Blog Post 2: Starbucks morning rush hour

Starbucks floor plan



Starbucks has 2 entryways, one from the street and the other from a connected office building lobby. Customers enter the store and follow an unmarked path to the cash registers. If there’s a line, customers talk to each other, look at their phones, or look at the menu.

For regular orders, customers receive drinks at cash register and proceed to coffee bar, customer counter area, and/or exit the store. For custom orders, customers wait in front of counter (depicted by a “red cloud” on the drawing), often crowded and chaotic at peak times.

Waiting for drinks, customers look at their phones, talking with on another, watching staff prepare drinks, or talk with staff. One customer inquired about a colorful drink. A staff member complained about limited space in another store.

During rush hour, mood is upbeat and music is high tempo. Temperature inside is comfortable, mirroring outside mild summer weather. Lighting is bright and focused on counter areas.
As staff furiously prepares drinks in assembly line formation, most customers wait anxiously. Some customers inquire about drink orders. A couple staff members call out drink orders and thank customers (occasional by name). A few customers question drink orders or make additional requests. One customer complimented staff on announcing a long drink name. Some drinks are called, but not picked up.

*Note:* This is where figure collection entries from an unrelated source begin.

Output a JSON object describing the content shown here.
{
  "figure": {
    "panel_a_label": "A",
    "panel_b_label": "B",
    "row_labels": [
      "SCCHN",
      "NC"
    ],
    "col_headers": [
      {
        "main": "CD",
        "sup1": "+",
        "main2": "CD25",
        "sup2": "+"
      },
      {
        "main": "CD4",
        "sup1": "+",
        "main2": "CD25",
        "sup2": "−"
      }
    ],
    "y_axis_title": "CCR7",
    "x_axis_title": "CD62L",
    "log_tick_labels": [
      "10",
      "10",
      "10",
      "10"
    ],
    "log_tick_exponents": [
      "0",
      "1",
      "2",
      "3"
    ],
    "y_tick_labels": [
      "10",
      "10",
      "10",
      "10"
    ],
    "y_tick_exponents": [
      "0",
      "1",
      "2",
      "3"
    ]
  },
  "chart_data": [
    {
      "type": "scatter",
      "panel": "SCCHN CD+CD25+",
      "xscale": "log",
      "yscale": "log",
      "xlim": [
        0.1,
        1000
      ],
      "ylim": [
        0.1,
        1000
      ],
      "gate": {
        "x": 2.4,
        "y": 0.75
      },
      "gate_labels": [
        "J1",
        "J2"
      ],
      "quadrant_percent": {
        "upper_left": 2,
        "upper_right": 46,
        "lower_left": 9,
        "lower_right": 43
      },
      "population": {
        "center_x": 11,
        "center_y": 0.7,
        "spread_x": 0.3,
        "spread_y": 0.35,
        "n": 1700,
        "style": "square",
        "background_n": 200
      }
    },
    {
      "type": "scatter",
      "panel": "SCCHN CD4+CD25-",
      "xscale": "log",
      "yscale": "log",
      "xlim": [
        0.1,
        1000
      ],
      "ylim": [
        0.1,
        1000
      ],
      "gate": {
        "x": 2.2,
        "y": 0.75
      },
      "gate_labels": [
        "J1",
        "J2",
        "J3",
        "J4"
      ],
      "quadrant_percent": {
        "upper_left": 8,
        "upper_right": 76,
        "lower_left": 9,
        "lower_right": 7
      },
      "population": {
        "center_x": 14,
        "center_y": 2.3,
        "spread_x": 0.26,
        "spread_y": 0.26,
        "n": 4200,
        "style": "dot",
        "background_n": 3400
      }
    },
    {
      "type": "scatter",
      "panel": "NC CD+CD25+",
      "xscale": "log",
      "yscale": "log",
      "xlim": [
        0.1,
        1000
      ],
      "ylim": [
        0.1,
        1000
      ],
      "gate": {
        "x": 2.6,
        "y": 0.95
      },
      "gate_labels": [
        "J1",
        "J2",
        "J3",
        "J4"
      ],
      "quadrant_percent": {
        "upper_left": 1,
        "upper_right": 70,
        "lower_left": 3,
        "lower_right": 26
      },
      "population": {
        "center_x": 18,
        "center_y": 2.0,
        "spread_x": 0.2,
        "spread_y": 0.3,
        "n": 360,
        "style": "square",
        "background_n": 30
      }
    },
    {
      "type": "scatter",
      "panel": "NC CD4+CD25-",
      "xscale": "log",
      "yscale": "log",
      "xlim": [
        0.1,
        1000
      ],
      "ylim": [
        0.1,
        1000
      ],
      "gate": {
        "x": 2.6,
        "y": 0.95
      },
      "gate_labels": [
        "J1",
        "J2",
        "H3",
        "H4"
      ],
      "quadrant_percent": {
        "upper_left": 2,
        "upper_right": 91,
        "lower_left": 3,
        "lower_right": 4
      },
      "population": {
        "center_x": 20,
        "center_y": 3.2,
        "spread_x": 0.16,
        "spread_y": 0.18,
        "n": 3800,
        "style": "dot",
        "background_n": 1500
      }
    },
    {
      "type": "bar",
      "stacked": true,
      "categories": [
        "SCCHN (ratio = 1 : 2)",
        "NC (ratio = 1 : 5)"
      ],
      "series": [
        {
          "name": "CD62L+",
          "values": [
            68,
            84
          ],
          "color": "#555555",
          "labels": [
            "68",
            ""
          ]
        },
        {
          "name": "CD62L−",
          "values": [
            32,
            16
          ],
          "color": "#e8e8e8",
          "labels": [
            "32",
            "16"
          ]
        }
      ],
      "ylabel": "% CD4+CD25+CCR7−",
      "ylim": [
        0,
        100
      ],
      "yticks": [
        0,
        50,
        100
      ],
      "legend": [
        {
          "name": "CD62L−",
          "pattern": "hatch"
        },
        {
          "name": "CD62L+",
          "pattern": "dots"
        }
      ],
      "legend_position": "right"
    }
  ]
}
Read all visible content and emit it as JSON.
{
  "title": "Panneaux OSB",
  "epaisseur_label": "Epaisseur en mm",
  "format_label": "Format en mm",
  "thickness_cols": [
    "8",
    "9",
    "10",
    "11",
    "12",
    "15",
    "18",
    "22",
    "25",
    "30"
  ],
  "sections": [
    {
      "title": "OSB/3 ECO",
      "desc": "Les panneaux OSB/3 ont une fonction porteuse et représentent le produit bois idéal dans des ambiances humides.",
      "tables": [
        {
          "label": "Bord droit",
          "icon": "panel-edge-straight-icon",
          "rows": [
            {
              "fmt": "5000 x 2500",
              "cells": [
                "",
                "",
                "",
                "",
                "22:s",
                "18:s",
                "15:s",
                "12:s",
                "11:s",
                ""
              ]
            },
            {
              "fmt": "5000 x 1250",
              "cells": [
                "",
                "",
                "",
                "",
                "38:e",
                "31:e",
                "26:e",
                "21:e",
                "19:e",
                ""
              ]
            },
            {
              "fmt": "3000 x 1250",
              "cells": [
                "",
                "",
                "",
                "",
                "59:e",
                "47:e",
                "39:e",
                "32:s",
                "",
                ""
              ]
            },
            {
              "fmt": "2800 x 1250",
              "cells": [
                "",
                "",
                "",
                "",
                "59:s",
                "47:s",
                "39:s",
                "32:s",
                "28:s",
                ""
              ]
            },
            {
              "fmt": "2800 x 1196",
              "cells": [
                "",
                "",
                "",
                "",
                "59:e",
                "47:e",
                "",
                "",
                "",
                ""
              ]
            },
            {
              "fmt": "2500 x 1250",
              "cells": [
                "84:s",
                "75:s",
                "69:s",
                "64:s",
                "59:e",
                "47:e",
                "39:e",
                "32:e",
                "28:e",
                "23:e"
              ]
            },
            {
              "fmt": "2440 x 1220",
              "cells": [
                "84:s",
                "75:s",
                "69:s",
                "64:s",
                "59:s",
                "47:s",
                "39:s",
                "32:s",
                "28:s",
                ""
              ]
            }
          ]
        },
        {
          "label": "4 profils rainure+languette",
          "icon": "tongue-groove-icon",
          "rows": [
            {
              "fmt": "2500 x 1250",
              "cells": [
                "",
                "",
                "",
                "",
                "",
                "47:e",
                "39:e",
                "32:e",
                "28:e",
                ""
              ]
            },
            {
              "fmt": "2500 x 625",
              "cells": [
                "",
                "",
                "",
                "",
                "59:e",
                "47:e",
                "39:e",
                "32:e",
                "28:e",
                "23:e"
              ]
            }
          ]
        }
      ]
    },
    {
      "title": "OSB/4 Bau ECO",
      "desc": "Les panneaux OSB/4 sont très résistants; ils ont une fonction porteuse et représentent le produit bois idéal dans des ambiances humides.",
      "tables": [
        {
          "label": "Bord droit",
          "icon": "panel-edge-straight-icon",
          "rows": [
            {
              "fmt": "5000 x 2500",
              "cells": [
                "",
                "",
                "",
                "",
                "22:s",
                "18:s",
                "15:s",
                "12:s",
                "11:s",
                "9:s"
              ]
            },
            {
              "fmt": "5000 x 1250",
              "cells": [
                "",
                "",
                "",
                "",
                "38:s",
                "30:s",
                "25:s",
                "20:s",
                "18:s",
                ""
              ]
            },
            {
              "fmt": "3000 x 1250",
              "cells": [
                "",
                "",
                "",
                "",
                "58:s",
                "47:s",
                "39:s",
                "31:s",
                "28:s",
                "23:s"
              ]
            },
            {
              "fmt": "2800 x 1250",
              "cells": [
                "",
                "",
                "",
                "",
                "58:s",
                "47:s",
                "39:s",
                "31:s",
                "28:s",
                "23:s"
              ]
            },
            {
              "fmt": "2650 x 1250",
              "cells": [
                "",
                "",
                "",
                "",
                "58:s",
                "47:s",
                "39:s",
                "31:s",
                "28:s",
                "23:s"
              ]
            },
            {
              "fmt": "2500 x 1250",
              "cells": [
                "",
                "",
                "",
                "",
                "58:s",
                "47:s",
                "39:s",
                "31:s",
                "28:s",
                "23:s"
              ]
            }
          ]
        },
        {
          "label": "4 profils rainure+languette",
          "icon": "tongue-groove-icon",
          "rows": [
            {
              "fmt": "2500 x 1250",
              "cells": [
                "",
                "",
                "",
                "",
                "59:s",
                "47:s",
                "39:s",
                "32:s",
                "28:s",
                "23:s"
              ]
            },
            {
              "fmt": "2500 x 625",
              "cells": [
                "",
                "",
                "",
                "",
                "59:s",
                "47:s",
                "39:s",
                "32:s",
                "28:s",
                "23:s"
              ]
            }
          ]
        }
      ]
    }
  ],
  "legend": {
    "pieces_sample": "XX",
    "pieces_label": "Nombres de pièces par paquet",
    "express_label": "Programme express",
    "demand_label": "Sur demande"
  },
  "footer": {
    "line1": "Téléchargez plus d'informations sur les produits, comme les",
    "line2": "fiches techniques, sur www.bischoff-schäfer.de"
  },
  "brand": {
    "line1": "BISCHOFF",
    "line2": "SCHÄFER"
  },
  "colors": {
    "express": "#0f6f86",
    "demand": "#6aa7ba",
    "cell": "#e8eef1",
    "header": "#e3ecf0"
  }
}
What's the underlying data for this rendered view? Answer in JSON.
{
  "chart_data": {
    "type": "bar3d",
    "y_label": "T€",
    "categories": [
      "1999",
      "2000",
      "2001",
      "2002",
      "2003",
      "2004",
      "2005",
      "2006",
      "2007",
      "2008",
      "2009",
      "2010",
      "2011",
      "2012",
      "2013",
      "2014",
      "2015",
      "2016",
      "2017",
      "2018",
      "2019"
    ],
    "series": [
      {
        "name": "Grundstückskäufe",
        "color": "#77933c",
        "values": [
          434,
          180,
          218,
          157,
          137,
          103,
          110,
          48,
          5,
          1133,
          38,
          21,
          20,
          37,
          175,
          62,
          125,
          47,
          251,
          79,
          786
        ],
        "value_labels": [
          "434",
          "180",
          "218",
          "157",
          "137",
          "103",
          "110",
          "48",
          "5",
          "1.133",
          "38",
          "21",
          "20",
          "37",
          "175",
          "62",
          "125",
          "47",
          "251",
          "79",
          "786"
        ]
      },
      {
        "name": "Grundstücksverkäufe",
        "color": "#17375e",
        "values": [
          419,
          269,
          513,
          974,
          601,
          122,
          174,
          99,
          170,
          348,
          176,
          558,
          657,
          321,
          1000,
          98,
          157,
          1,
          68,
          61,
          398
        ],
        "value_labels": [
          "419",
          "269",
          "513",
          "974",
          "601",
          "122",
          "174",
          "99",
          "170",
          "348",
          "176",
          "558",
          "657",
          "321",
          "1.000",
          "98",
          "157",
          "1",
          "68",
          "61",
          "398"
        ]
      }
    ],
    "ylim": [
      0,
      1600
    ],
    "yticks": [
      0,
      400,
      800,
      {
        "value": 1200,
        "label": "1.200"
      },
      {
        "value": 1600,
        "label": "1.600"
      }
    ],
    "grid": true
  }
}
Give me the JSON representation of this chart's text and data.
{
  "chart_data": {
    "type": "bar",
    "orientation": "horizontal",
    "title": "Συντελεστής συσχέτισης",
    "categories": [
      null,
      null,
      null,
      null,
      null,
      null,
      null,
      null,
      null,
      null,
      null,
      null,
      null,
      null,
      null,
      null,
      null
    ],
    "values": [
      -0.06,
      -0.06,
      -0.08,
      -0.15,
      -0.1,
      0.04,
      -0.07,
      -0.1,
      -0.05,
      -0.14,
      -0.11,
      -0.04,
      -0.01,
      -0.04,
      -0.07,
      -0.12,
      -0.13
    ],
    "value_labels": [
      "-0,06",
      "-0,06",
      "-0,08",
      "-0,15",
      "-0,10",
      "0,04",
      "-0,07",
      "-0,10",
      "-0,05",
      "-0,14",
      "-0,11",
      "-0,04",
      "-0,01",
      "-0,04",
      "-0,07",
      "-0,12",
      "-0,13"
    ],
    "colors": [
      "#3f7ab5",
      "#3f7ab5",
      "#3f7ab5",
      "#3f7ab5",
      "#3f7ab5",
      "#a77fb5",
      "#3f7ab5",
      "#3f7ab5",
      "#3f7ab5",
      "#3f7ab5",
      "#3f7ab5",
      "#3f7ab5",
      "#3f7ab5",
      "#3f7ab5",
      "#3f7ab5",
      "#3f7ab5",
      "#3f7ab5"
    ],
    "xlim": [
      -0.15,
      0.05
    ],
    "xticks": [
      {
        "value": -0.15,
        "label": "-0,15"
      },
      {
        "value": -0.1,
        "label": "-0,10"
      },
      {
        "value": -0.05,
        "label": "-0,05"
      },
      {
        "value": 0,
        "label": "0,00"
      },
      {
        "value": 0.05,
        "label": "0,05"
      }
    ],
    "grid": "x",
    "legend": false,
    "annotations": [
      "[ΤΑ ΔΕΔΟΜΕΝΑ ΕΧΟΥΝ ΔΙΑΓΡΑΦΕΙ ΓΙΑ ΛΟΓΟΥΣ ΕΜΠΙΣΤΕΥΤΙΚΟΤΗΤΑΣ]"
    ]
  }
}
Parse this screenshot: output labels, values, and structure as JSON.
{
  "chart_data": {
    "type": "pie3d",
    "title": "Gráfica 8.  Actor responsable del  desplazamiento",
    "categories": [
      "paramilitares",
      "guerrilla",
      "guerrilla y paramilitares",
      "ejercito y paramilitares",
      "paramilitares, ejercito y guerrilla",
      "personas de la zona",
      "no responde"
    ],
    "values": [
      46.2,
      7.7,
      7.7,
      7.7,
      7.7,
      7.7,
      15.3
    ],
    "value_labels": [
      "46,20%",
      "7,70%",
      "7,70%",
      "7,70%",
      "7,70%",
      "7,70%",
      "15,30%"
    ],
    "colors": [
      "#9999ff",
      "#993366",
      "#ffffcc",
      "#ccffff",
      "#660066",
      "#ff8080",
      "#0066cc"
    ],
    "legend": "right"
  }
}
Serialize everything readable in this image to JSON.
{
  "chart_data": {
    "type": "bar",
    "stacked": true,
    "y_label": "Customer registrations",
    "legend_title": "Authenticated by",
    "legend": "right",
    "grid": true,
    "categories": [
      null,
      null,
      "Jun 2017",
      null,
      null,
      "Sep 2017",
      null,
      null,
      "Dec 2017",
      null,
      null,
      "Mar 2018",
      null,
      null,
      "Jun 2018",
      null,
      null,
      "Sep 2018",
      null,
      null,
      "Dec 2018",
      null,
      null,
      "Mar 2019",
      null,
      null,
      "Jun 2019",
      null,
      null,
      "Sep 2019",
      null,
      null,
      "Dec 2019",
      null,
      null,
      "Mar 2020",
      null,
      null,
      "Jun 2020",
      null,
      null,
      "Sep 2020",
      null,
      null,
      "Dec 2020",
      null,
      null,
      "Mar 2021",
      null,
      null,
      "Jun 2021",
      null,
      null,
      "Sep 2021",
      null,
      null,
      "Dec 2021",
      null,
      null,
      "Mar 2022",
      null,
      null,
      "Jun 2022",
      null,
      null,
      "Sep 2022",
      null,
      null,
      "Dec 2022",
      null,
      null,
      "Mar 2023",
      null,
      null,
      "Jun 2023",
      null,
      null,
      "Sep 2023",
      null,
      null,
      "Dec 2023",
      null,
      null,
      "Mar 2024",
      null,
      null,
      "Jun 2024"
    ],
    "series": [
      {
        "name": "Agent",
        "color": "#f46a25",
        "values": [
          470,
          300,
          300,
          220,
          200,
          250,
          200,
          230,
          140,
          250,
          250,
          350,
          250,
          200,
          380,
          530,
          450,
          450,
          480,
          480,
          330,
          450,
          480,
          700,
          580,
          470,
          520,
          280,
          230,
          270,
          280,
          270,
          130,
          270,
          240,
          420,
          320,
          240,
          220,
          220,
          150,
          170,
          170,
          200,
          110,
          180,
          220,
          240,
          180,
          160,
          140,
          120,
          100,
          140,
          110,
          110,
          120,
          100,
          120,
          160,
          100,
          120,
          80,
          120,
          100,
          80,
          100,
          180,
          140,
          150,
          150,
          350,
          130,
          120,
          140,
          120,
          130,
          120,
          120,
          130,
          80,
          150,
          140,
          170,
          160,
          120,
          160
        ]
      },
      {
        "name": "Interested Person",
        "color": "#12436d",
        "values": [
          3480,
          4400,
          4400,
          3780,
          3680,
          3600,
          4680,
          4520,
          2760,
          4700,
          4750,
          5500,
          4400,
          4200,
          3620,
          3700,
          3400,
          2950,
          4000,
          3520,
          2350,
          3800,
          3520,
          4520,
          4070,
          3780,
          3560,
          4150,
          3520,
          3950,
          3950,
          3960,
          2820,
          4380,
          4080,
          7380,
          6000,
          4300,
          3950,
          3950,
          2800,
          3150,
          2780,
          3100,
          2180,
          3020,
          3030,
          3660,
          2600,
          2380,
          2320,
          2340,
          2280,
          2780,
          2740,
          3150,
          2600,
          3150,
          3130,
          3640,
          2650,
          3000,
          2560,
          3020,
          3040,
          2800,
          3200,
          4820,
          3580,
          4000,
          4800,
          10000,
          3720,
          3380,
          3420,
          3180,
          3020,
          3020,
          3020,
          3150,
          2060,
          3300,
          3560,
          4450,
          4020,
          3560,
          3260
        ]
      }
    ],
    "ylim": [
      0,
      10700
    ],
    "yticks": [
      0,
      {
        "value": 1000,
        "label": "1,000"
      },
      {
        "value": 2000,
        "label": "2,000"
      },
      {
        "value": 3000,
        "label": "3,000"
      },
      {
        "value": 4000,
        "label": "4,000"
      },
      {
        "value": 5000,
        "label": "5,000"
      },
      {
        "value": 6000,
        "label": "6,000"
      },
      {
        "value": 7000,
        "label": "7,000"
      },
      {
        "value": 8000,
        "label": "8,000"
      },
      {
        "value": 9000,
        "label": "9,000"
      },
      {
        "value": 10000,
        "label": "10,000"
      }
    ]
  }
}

As traffic slows, music tempo slows, atmosphere relaxes and staff attends to other functions. Customers remaining in the store sit and work on laptops, talk in groups, or make phone calls.

My comments:

Mariam Edwards –

Margaret Pickworth –

Jerry Leeson –

  1. Hi James, it seems like you spent a bit more than 30 minutes there :). Hope the coffee was good. I like the way that music was used to create an appropriate mood for the day. Also, your comments on what the staff were saying etc. It was a good reminder for me that observation is more than just using the eyes but the other senses too (sound, touch, taste, smell). Actually in the coffee shop the aromas of fresh coffee, cakes etc would have been interesting. I like your drawing but the text was upside down – is it possible to re-orient it?

    • Jerry,
      I can’t seem to figure out how to paste the image in here. I posted it on Flickr but I’m afraid that is upside down too. Want me to email you a copy?


  2. Hi Jim,
    People’s behaviour in coffee shops has really changed over the last few years with the introduction of the ‘smart phone’. As you observed people often spend the time waiting for a coffee checking out messages, apps or sites on their phone. I think companies are starting to tap into this behaviour with the introduction of QR codes and opportunity to comment on social media sites. The researchers and staff in these businesses need to involve these “diverse and multiple actors” in their design thinking and also the roles of objects like mobile technology (Kimbell,L. 2012).
    Kimbell, L. (2012). Rethinking design thinking: Part II. Design and Culture, 4(2), 129-148.

  3. Hey Jim,
    Really interesting look at a coffee shop. What I really liked was the intergration of music to create a different feeling to the place, which is an aspect of food venue design we often do not think about. It it is such an important design element and can impact of sales for a business.